Large Language Model (LLM)-based Vision-Language Models (VLMs) have substantially extended the boundaries of visual understanding capabilities. However, their high computational demands hinder deployment on resource-constrained edge devices. A key source of inefficiency stems from the VLM's need to process dense and redundant visual information. Visual inputs contain significant regions irrelevant to text semantics, rendering the associated computations ineffective for inference. This paper introduces a novel Event-Priori-Based Vision-Language Model, termed EP-VLM. Its core contribution is a novel mechanism leveraging motion priors derived from dynamic event vision to enhance VLM efficiency. Inspired by human visual cognition, EP-VLM first employs event data to guide the patch-wise sparsification of RGB visual inputs, progressively concentrating VLM computation on salient regions of the visual input. Subsequently, we construct a position-preserving tokenization strategy for the visual encoder within the VLM architecture. This strategy processes the event-guided, unstructured, sparse visual input while accurately preserving positional understanding within the visual input.

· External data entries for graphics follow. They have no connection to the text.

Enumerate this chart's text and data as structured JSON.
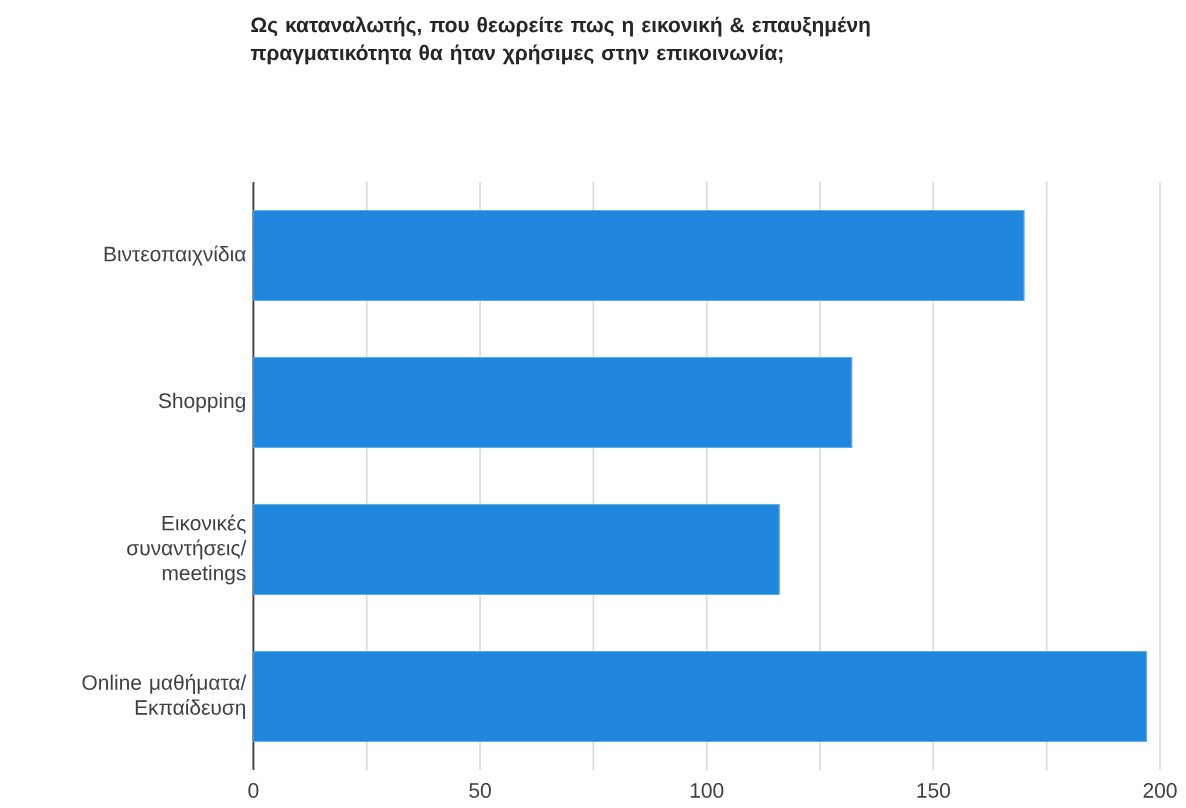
{
  "chart_data": {
    "type": "bar",
    "orientation": "horizontal",
    "title": "Ως καταναλωτής, που θεωρείτε πως η εικονική & επαυξημένη πραγματικότητα θα ήταν χρήσιμες στην επικοινωνία;",
    "categories": [
      "Βιντεοπαιχνίδια",
      "Shopping",
      "Εικονικές συναντήσεις/ meetings",
      "Online μαθήματα/ Εκπαίδευση"
    ],
    "values": [
      170,
      132,
      116,
      197
    ],
    "color": "#1f88de",
    "xlim": [
      0,
      200
    ],
    "xticks": [
      0,
      {
        "value": 25,
        "label": null
      },
      50,
      {
        "value": 75,
        "label": null
      },
      100,
      {
        "value": 125,
        "label": null
      },
      150,
      {
        "value": 175,
        "label": null
      },
      200
    ],
    "grid": "x"
  }
}
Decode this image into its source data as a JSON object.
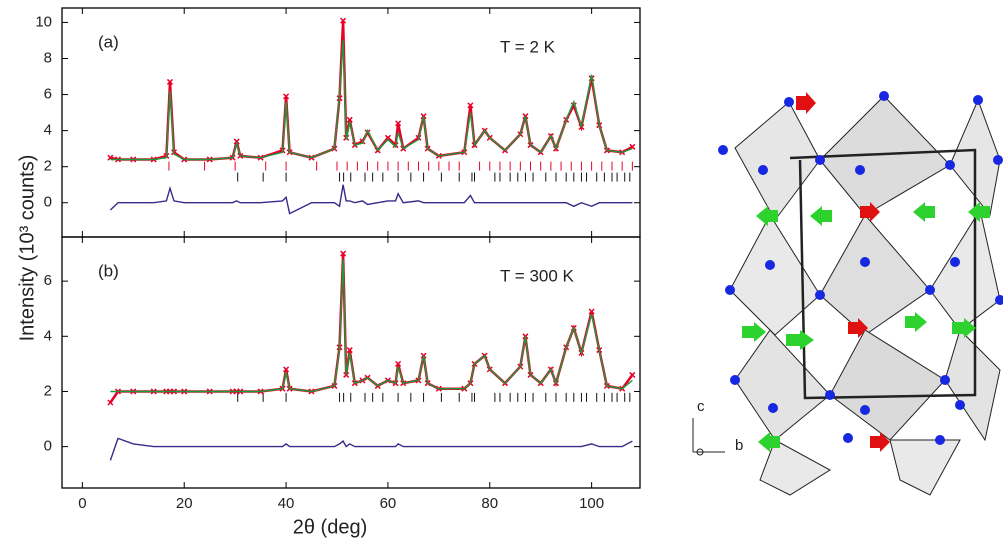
{
  "chart_data": [
    {
      "type": "line",
      "panel_label": "(a)",
      "annotation": "T = 2 K",
      "y_label": "Intensity (10³ counts)",
      "xlim": [
        -4,
        109.5
      ],
      "ylim": [
        -1.9,
        10.8
      ],
      "xticks": [
        0,
        20,
        40,
        60,
        80,
        100
      ],
      "yticks": [
        0,
        2,
        4,
        6,
        8,
        10
      ],
      "x": [
        5.5,
        7,
        10,
        14,
        16.5,
        17.2,
        18,
        20,
        25,
        29.5,
        30.3,
        31,
        35,
        39.3,
        40,
        40.7,
        45,
        49.5,
        50.5,
        51.2,
        51.8,
        52.5,
        53.5,
        55,
        56,
        58,
        60,
        61.5,
        62,
        63,
        66,
        67,
        67.8,
        70,
        75,
        76.2,
        77,
        79,
        80,
        83,
        86,
        87,
        88,
        90,
        92,
        93,
        95,
        96.5,
        98,
        100,
        101.5,
        103,
        106,
        108
      ],
      "series": [
        {
          "color": "#e8002a",
          "values": [
            2.5,
            2.4,
            2.4,
            2.4,
            2.6,
            6.7,
            2.8,
            2.4,
            2.4,
            2.5,
            3.4,
            2.6,
            2.5,
            2.9,
            5.9,
            2.8,
            2.5,
            3.0,
            5.8,
            10.1,
            3.6,
            4.6,
            3.2,
            3.4,
            3.9,
            2.9,
            3.6,
            3.2,
            4.4,
            3.0,
            3.6,
            4.8,
            3.0,
            2.6,
            2.8,
            5.4,
            3.2,
            4.0,
            3.6,
            2.9,
            3.8,
            4.8,
            3.2,
            2.8,
            3.7,
            3.0,
            4.6,
            5.4,
            4.2,
            6.9,
            4.3,
            2.9,
            2.8,
            3.1
          ]
        },
        {
          "color": "#1a9a3a",
          "values": [
            2.4,
            2.4,
            2.4,
            2.4,
            2.5,
            6.2,
            2.7,
            2.4,
            2.4,
            2.5,
            3.3,
            2.6,
            2.5,
            2.8,
            5.6,
            2.8,
            2.5,
            3.0,
            5.9,
            9.0,
            3.5,
            4.5,
            3.2,
            3.3,
            4.0,
            2.9,
            3.5,
            3.1,
            3.9,
            3.0,
            3.5,
            4.8,
            3.0,
            2.6,
            2.8,
            5.0,
            3.2,
            4.0,
            3.6,
            2.9,
            3.8,
            4.8,
            3.2,
            2.8,
            3.7,
            3.0,
            4.6,
            5.6,
            4.2,
            7.1,
            4.3,
            2.9,
            2.8,
            3.0
          ]
        },
        {
          "color": "#3b2a8c",
          "values": [
            -0.4,
            0,
            0,
            0,
            0.1,
            0.8,
            0.1,
            0,
            0,
            0,
            0.1,
            0,
            0,
            0.1,
            0.3,
            -0.6,
            0,
            0,
            -0.2,
            1.0,
            0.1,
            0.1,
            0,
            0.1,
            -0.1,
            0,
            0.1,
            0.1,
            0.5,
            0,
            0.1,
            0,
            0,
            0,
            0,
            0.4,
            0,
            0,
            0,
            0,
            0,
            0,
            0,
            0,
            0,
            0,
            0,
            -0.2,
            0,
            -0.2,
            0,
            0,
            0,
            0
          ]
        }
      ],
      "reflections": [
        {
          "color": "#e8002a",
          "x": [
            17,
            24,
            30,
            36,
            40,
            46,
            50,
            52,
            54,
            56,
            58,
            60,
            62,
            64,
            66,
            68,
            70,
            72,
            74,
            78,
            80,
            82,
            84,
            86,
            88,
            90,
            92,
            94,
            96,
            98,
            100,
            102,
            104,
            106,
            108
          ]
        },
        {
          "color": "#111111",
          "x": [
            30.5,
            35.5,
            40,
            50.5,
            51.3,
            52.7,
            55.5,
            57,
            59,
            62,
            64.5,
            67,
            70.5,
            74,
            76.5,
            77,
            81,
            82,
            84,
            85.5,
            87,
            88.5,
            91,
            93,
            95,
            96.5,
            98,
            99,
            101,
            102.5,
            104,
            105,
            106.5,
            107.5
          ]
        }
      ]
    },
    {
      "type": "line",
      "panel_label": "(b)",
      "annotation": "T = 300 K",
      "x_label": "2θ (deg)",
      "xlim": [
        -4,
        109.5
      ],
      "ylim": [
        -1.5,
        7.6
      ],
      "xticks": [
        0,
        20,
        40,
        60,
        80,
        100
      ],
      "yticks": [
        0,
        2,
        4,
        6
      ],
      "x": [
        5.5,
        7,
        10,
        14,
        16.5,
        17.2,
        18,
        20,
        25,
        29.5,
        30.3,
        31,
        35,
        39.3,
        40,
        40.7,
        45,
        49.5,
        50.5,
        51.2,
        51.8,
        52.5,
        53.5,
        55,
        56,
        58,
        60,
        61.5,
        62,
        63,
        66,
        67,
        67.8,
        70,
        75,
        76.2,
        77,
        79,
        80,
        83,
        86,
        87,
        88,
        90,
        92,
        93,
        95,
        96.5,
        98,
        100,
        101.5,
        103,
        106,
        108
      ],
      "series": [
        {
          "color": "#e8002a",
          "values": [
            1.6,
            2.0,
            2.0,
            2.0,
            2.0,
            2.0,
            2.0,
            2.0,
            2.0,
            2.0,
            2.0,
            2.0,
            2.0,
            2.1,
            2.8,
            2.1,
            2.0,
            2.2,
            3.6,
            7.0,
            2.6,
            3.5,
            2.3,
            2.4,
            2.5,
            2.2,
            2.4,
            2.3,
            3.0,
            2.3,
            2.4,
            3.3,
            2.3,
            2.1,
            2.1,
            2.3,
            3.0,
            3.3,
            2.8,
            2.3,
            2.9,
            4.0,
            2.6,
            2.3,
            2.8,
            2.3,
            3.6,
            4.3,
            3.4,
            4.9,
            3.5,
            2.2,
            2.1,
            2.6
          ]
        },
        {
          "color": "#1a9a3a",
          "values": [
            2.0,
            2.0,
            2.0,
            2.0,
            2.0,
            2.0,
            2.0,
            2.0,
            2.0,
            2.0,
            2.0,
            2.0,
            2.0,
            2.1,
            2.7,
            2.1,
            2.0,
            2.2,
            3.5,
            6.8,
            2.6,
            3.4,
            2.3,
            2.4,
            2.5,
            2.2,
            2.4,
            2.3,
            2.9,
            2.3,
            2.4,
            3.3,
            2.3,
            2.1,
            2.1,
            2.3,
            3.0,
            3.3,
            2.8,
            2.3,
            2.9,
            4.0,
            2.6,
            2.3,
            2.8,
            2.3,
            3.6,
            4.3,
            3.4,
            4.8,
            3.5,
            2.2,
            2.1,
            2.4
          ]
        },
        {
          "color": "#3b2a8c",
          "values": [
            -0.5,
            0.3,
            0.1,
            0,
            0,
            0,
            0,
            0,
            0,
            0,
            0,
            0,
            0,
            0,
            0.1,
            0,
            0,
            0,
            0.1,
            0.2,
            0,
            0.1,
            0,
            0,
            0,
            0,
            0,
            0,
            0.1,
            0,
            0,
            0,
            0,
            0,
            0,
            0,
            0,
            0,
            0,
            0,
            0,
            0,
            0,
            0,
            0,
            0,
            0,
            0,
            0,
            0.1,
            0,
            0,
            0,
            0.2
          ]
        }
      ],
      "reflections": [
        {
          "color": "#111111",
          "x": [
            30.5,
            35.5,
            40,
            50.5,
            51.3,
            52.7,
            55.5,
            57,
            59,
            62,
            64.5,
            67,
            70.5,
            74,
            76.5,
            77,
            81,
            82,
            84,
            85.5,
            87,
            88.5,
            91,
            93,
            95,
            96.5,
            98,
            99,
            101,
            102.5,
            104,
            105,
            106.5,
            107.5
          ]
        }
      ]
    }
  ],
  "structure": {
    "axis_labels": [
      "c",
      "b"
    ]
  }
}
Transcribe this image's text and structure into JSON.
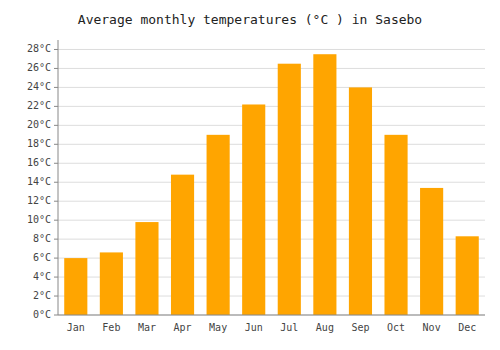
{
  "chart_data": {
    "type": "bar",
    "title": "Average monthly temperatures (°C ) in Sasebo",
    "categories": [
      "Jan",
      "Feb",
      "Mar",
      "Apr",
      "May",
      "Jun",
      "Jul",
      "Aug",
      "Sep",
      "Oct",
      "Nov",
      "Dec"
    ],
    "values": [
      6.0,
      6.6,
      9.8,
      14.8,
      19.0,
      22.2,
      26.5,
      27.5,
      24.0,
      19.0,
      13.4,
      8.3
    ],
    "color": "#FFA500",
    "ylim": [
      0,
      29
    ],
    "yticks": [
      {
        "value": 0,
        "label": "0°C"
      },
      {
        "value": 2,
        "label": "2°C"
      },
      {
        "value": 4,
        "label": "4°C"
      },
      {
        "value": 6,
        "label": "6°C"
      },
      {
        "value": 8,
        "label": "8°C"
      },
      {
        "value": 10,
        "label": "10°C"
      },
      {
        "value": 12,
        "label": "12°C"
      },
      {
        "value": 14,
        "label": "14°C"
      },
      {
        "value": 16,
        "label": "16°C"
      },
      {
        "value": 18,
        "label": "18°C"
      },
      {
        "value": 20,
        "label": "20°C"
      },
      {
        "value": 22,
        "label": "22°C"
      },
      {
        "value": 24,
        "label": "24°C"
      },
      {
        "value": 26,
        "label": "26°C"
      },
      {
        "value": 28,
        "label": "28°C"
      }
    ],
    "grid": true
  }
}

Experimental results demonstrate that EP-VLM achieves significant efficiency improvements while maintaining nearly lossless accuracy compared to baseline models from the Qwen2-VL series. For instance, against the original Qwen2-VL-2B, EP-VLM achieves 50% FLOPs savings while retaining 98% of the original accuracy on the RealWorldQA dataset. This work demonstrates the potential of event-based vision priors for improving VLM inference efficiency, paving the way for creating more efficient and deployable VLMs for sustainable visual understanding at the edge.